Graham Local School District is a rural district in Champaign County, Ohio. The district serves the St. Paris area, and several other small communities including: Rosewood, Christiansburg, Terre Haute, Carysville, Millerstown, Westville and Thackery and covers a little section of southeastern Shelby county eastern Miami county and far north western Clark county southwestern Logan county and Northwestern portions of the city of Urbana. The district is named after local legend A.B. Graham, the founder of the 4-H agriculture program.

Currently, Graham LSD is one of the largest school districts in Ohio in terms of area covered. The district covers over 185 sqmi, which is nearly the size the Columbus, Ohio. Despite this, the number of students is relatively small, which is estimated to be about 2300 district-wide.

==History==
Before the Graham Local School District existed, there were six independent schools in the western Champaign county area: Concord, Christiansburg-Jackson, Rosewood, St. Paris, Terre Haute and Westville. Each school consisted of a one building school which housed all grades for their respected population.

In 1957, these 6 buildings were consolidated to form one district, Graham. Concord School became Graham East Elementary. Christiansburg-Jackson School and Rosewood School became Graham South Elementary and Graham North Elementary, respectively. The St. Paris School became Graham Junior High School, and Graham High School was built on U.S. Route 36, near Kite Road.

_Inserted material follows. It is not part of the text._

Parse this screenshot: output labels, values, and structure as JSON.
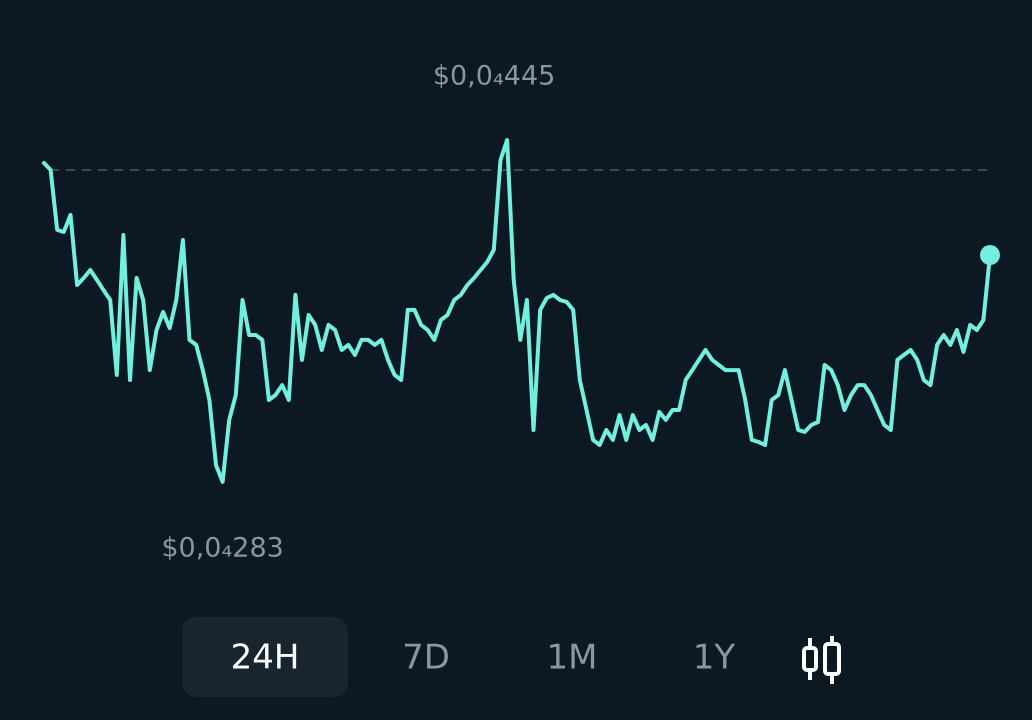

Its unclear what Westville and Terre Haute schools were used for initially after the merger.

In 2000, a new building, Graham Middle School, was constructed just east of St. Paris on 36. The old Graham Junior High School building was repurposed and used for the Board of Education, administrative offices, and Graham Digital Academy/A. B. Graham Academy. After the academy closed in 2014, the village of St. Paris obtained the building. They chose to demolish it in 2020.

In 2007, yet another building, Graham Elementary, was built right next to the Middle School. Graham Elementary replaced the venerable elementary schools of Graham North, Graham East and Graham South. Both North and South buildings have been demolished after nearly 100 years of service. Currently, the Concord school (Graham East) building is used as a community center.

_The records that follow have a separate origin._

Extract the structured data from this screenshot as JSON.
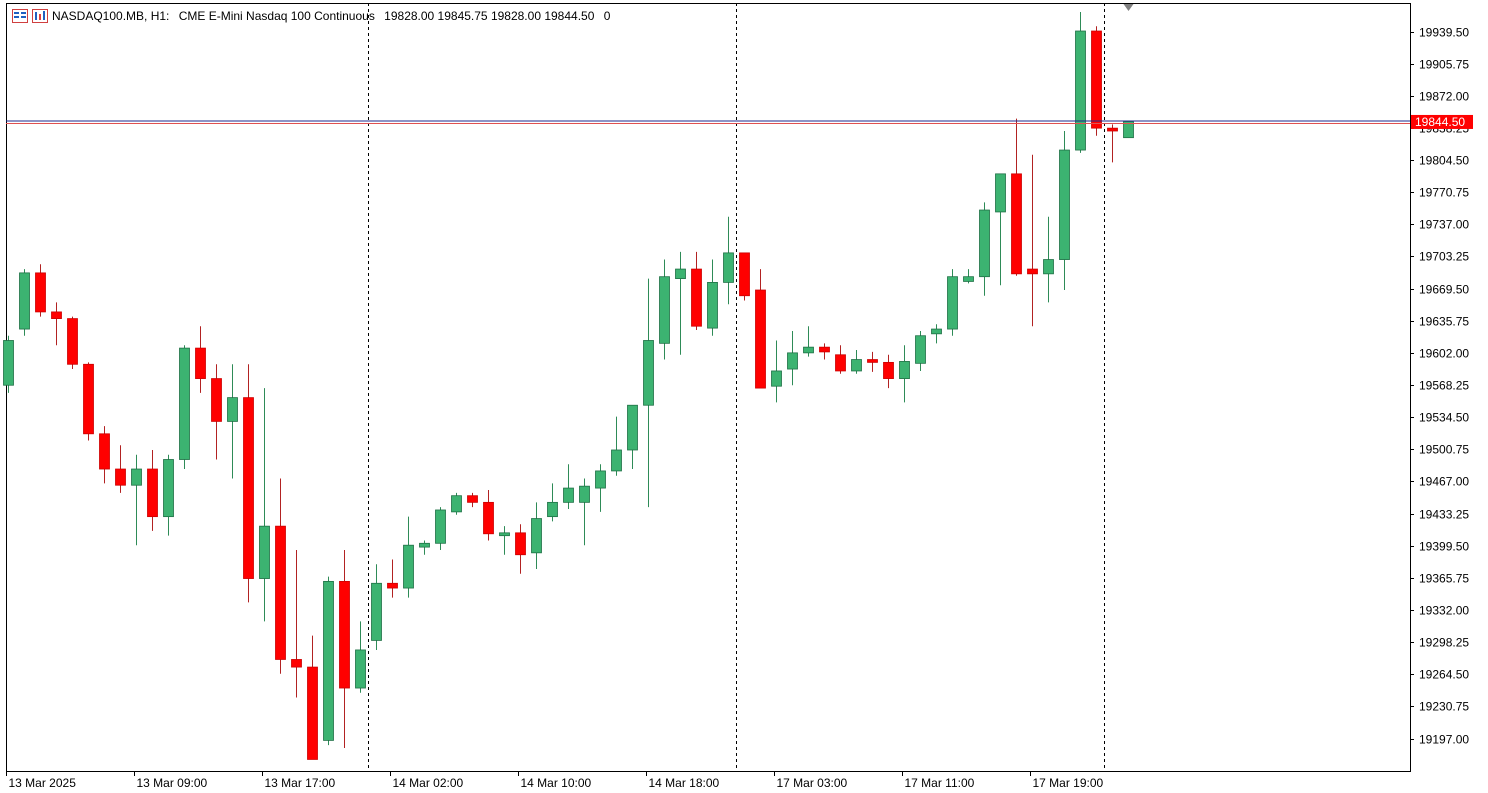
{
  "header": {
    "symbol": "NASDAQ100.MB, H1:",
    "description": "CME E-Mini Nasdaq 100 Continuous",
    "ohlc": "19828.00 19845.75 19828.00 19844.50",
    "volume": "0",
    "icons": [
      "chart-window-icon",
      "indicator-icon"
    ]
  },
  "price_tag": {
    "label": "19844.50",
    "color": "#ff0000"
  },
  "colors": {
    "up": "#3cb371",
    "down": "#ff0000",
    "wick_up": "#2e8b57",
    "wick_down": "#b22222",
    "bid_line": "#1c2a8c",
    "ask_line": "#e05050"
  },
  "chart_data": {
    "type": "candlestick",
    "timeframe": "H1",
    "y_ticks": [
      "19939.50",
      "19905.75",
      "19872.00",
      "19838.25",
      "19804.50",
      "19770.75",
      "19737.00",
      "19703.25",
      "19669.50",
      "19635.75",
      "19602.00",
      "19568.25",
      "19534.50",
      "19500.75",
      "19467.00",
      "19433.25",
      "19399.50",
      "19365.75",
      "19332.00",
      "19298.25",
      "19264.50",
      "19230.75",
      "19197.00"
    ],
    "ylim": [
      19175,
      19970
    ],
    "x_labels": [
      "13 Mar 2025",
      "13 Mar 09:00",
      "13 Mar 17:00",
      "14 Mar 02:00",
      "14 Mar 10:00",
      "14 Mar 18:00",
      "17 Mar 03:00",
      "17 Mar 11:00",
      "17 Mar 19:00"
    ],
    "x_label_bar_index": [
      0,
      8,
      16,
      24,
      32,
      40,
      48,
      56,
      64
    ],
    "session_separators_after_bar": [
      22,
      45,
      68
    ],
    "current_price": 19844.5,
    "candles": [
      {
        "o": 19568,
        "h": 19620,
        "l": 19560,
        "c": 19615
      },
      {
        "o": 19627,
        "h": 19690,
        "l": 19620,
        "c": 19686
      },
      {
        "o": 19686,
        "h": 19695,
        "l": 19640,
        "c": 19645
      },
      {
        "o": 19645,
        "h": 19655,
        "l": 19610,
        "c": 19638
      },
      {
        "o": 19638,
        "h": 19640,
        "l": 19585,
        "c": 19590
      },
      {
        "o": 19590,
        "h": 19592,
        "l": 19510,
        "c": 19517
      },
      {
        "o": 19517,
        "h": 19525,
        "l": 19465,
        "c": 19480
      },
      {
        "o": 19480,
        "h": 19505,
        "l": 19455,
        "c": 19463
      },
      {
        "o": 19463,
        "h": 19495,
        "l": 19400,
        "c": 19480
      },
      {
        "o": 19480,
        "h": 19500,
        "l": 19415,
        "c": 19430
      },
      {
        "o": 19430,
        "h": 19495,
        "l": 19410,
        "c": 19490
      },
      {
        "o": 19490,
        "h": 19610,
        "l": 19480,
        "c": 19607
      },
      {
        "o": 19607,
        "h": 19630,
        "l": 19560,
        "c": 19575
      },
      {
        "o": 19575,
        "h": 19590,
        "l": 19490,
        "c": 19530
      },
      {
        "o": 19530,
        "h": 19590,
        "l": 19470,
        "c": 19555
      },
      {
        "o": 19555,
        "h": 19590,
        "l": 19340,
        "c": 19365
      },
      {
        "o": 19365,
        "h": 19565,
        "l": 19320,
        "c": 19420
      },
      {
        "o": 19420,
        "h": 19470,
        "l": 19265,
        "c": 19280
      },
      {
        "o": 19280,
        "h": 19395,
        "l": 19240,
        "c": 19272
      },
      {
        "o": 19272,
        "h": 19305,
        "l": 19180,
        "c": 19175
      },
      {
        "o": 19195,
        "h": 19367,
        "l": 19190,
        "c": 19362
      },
      {
        "o": 19362,
        "h": 19395,
        "l": 19187,
        "c": 19250
      },
      {
        "o": 19250,
        "h": 19320,
        "l": 19245,
        "c": 19290
      },
      {
        "o": 19300,
        "h": 19380,
        "l": 19290,
        "c": 19360
      },
      {
        "o": 19360,
        "h": 19385,
        "l": 19345,
        "c": 19355
      },
      {
        "o": 19355,
        "h": 19430,
        "l": 19345,
        "c": 19400
      },
      {
        "o": 19398,
        "h": 19405,
        "l": 19390,
        "c": 19402
      },
      {
        "o": 19402,
        "h": 19440,
        "l": 19395,
        "c": 19437
      },
      {
        "o": 19435,
        "h": 19455,
        "l": 19432,
        "c": 19452
      },
      {
        "o": 19452,
        "h": 19455,
        "l": 19440,
        "c": 19445
      },
      {
        "o": 19445,
        "h": 19458,
        "l": 19405,
        "c": 19412
      },
      {
        "o": 19410,
        "h": 19420,
        "l": 19390,
        "c": 19413
      },
      {
        "o": 19413,
        "h": 19422,
        "l": 19370,
        "c": 19390
      },
      {
        "o": 19392,
        "h": 19445,
        "l": 19375,
        "c": 19428
      },
      {
        "o": 19430,
        "h": 19465,
        "l": 19425,
        "c": 19445
      },
      {
        "o": 19445,
        "h": 19485,
        "l": 19438,
        "c": 19460
      },
      {
        "o": 19445,
        "h": 19470,
        "l": 19400,
        "c": 19462
      },
      {
        "o": 19460,
        "h": 19485,
        "l": 19435,
        "c": 19478
      },
      {
        "o": 19478,
        "h": 19535,
        "l": 19473,
        "c": 19500
      },
      {
        "o": 19500,
        "h": 19540,
        "l": 19480,
        "c": 19547
      },
      {
        "o": 19547,
        "h": 19680,
        "l": 19440,
        "c": 19615
      },
      {
        "o": 19612,
        "h": 19700,
        "l": 19595,
        "c": 19682
      },
      {
        "o": 19680,
        "h": 19708,
        "l": 19600,
        "c": 19690
      },
      {
        "o": 19690,
        "h": 19708,
        "l": 19626,
        "c": 19630
      },
      {
        "o": 19628,
        "h": 19700,
        "l": 19620,
        "c": 19676
      },
      {
        "o": 19676,
        "h": 19745,
        "l": 19653,
        "c": 19707
      },
      {
        "o": 19707,
        "h": 19707,
        "l": 19657,
        "c": 19662
      },
      {
        "o": 19668,
        "h": 19690,
        "l": 19565,
        "c": 19565
      },
      {
        "o": 19567,
        "h": 19615,
        "l": 19550,
        "c": 19583
      },
      {
        "o": 19585,
        "h": 19625,
        "l": 19568,
        "c": 19602
      },
      {
        "o": 19602,
        "h": 19630,
        "l": 19598,
        "c": 19608
      },
      {
        "o": 19608,
        "h": 19612,
        "l": 19595,
        "c": 19603
      },
      {
        "o": 19600,
        "h": 19610,
        "l": 19580,
        "c": 19583
      },
      {
        "o": 19583,
        "h": 19605,
        "l": 19580,
        "c": 19595
      },
      {
        "o": 19595,
        "h": 19603,
        "l": 19582,
        "c": 19592
      },
      {
        "o": 19592,
        "h": 19600,
        "l": 19565,
        "c": 19575
      },
      {
        "o": 19575,
        "h": 19610,
        "l": 19550,
        "c": 19593
      },
      {
        "o": 19591,
        "h": 19625,
        "l": 19583,
        "c": 19620
      },
      {
        "o": 19622,
        "h": 19632,
        "l": 19612,
        "c": 19627
      },
      {
        "o": 19627,
        "h": 19690,
        "l": 19620,
        "c": 19682
      },
      {
        "o": 19677,
        "h": 19690,
        "l": 19675,
        "c": 19682
      },
      {
        "o": 19682,
        "h": 19760,
        "l": 19662,
        "c": 19752
      },
      {
        "o": 19750,
        "h": 19790,
        "l": 19673,
        "c": 19790
      },
      {
        "o": 19790,
        "h": 19848,
        "l": 19683,
        "c": 19685
      },
      {
        "o": 19690,
        "h": 19810,
        "l": 19630,
        "c": 19685
      },
      {
        "o": 19685,
        "h": 19745,
        "l": 19655,
        "c": 19700
      },
      {
        "o": 19700,
        "h": 19835,
        "l": 19668,
        "c": 19815
      },
      {
        "o": 19815,
        "h": 19960,
        "l": 19812,
        "c": 19940
      },
      {
        "o": 19940,
        "h": 19945,
        "l": 19830,
        "c": 19838
      },
      {
        "o": 19838,
        "h": 19842,
        "l": 19802,
        "c": 19835
      },
      {
        "o": 19828,
        "h": 19846,
        "l": 19828,
        "c": 19845
      }
    ]
  }
}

In 2009, Graham High School underwent a $13 million renovation, including a new kitchen area, air conditioning, and a new gymnasium.

==Current facilities==
- Graham High School
- Graham Middle School
- Graham Elementary School

==The Graham Community Foundation==
In 2000, several graduates representing Graham's six founding schools created The Graham Community Foundation, which is designed to raise funds for scholarships and grants for Graham students. To date, the Foundation has raised $75,000 for this purpose. The funds are administrated by the Troy Foundation in Troy Ohio. Only the interest earned is used for the awards. Since starting the Foundation, fourteen scholarships and grants have been awarded.